I am exporting an excel file (Excel 2016) containing Japanese characters into CSV. (Note : I am not exporting to CSV UTF-8 provided). In the process, all Japanese characters are replaced with '?'
My Windows/Office locale is Japan/Japanese & Windows/office language/format is all Japanese.
I understand that excel uses a codepage to save the CSV file in particular encoding. My understanding was this should be Shift-JIS (as default encoding for Japanese locale).
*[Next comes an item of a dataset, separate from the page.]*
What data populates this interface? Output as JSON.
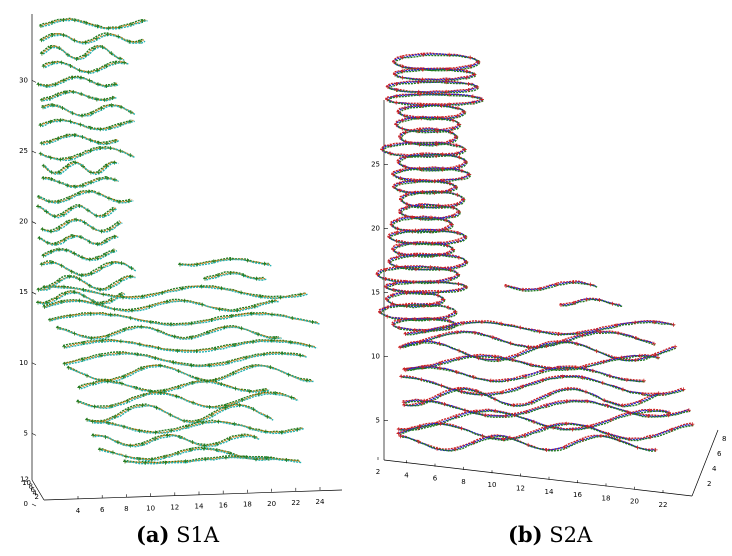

If that is so, why the loss of information & replacement by '?'
What encoding does Excel try to save the CSV in???
(FYI : If I try to open an CSV, excel by default attempts to open the CSV in Shift-JIS 932 as expected)
Note : I am aware of workarounds of using UTF-8. I am interested in understanding above behavior, more than a workaround
Thanks
Best Answer
Excel handles CSV encodings badly, and always did.
Exporting a document as Comma Separated CSV does not use your locale’s codepage but saves the characters as ASCII. Characters that cannot be represented that way are exported as question-marks. Only characters in the ASCII range of 0 to 127 are guaranteed to be exported correctly.
The reason for that is maybe that this code in Excel was written even before Windows supported Unicode, but this is just a guess. Office is full of such patch-works, and one needs to use what works.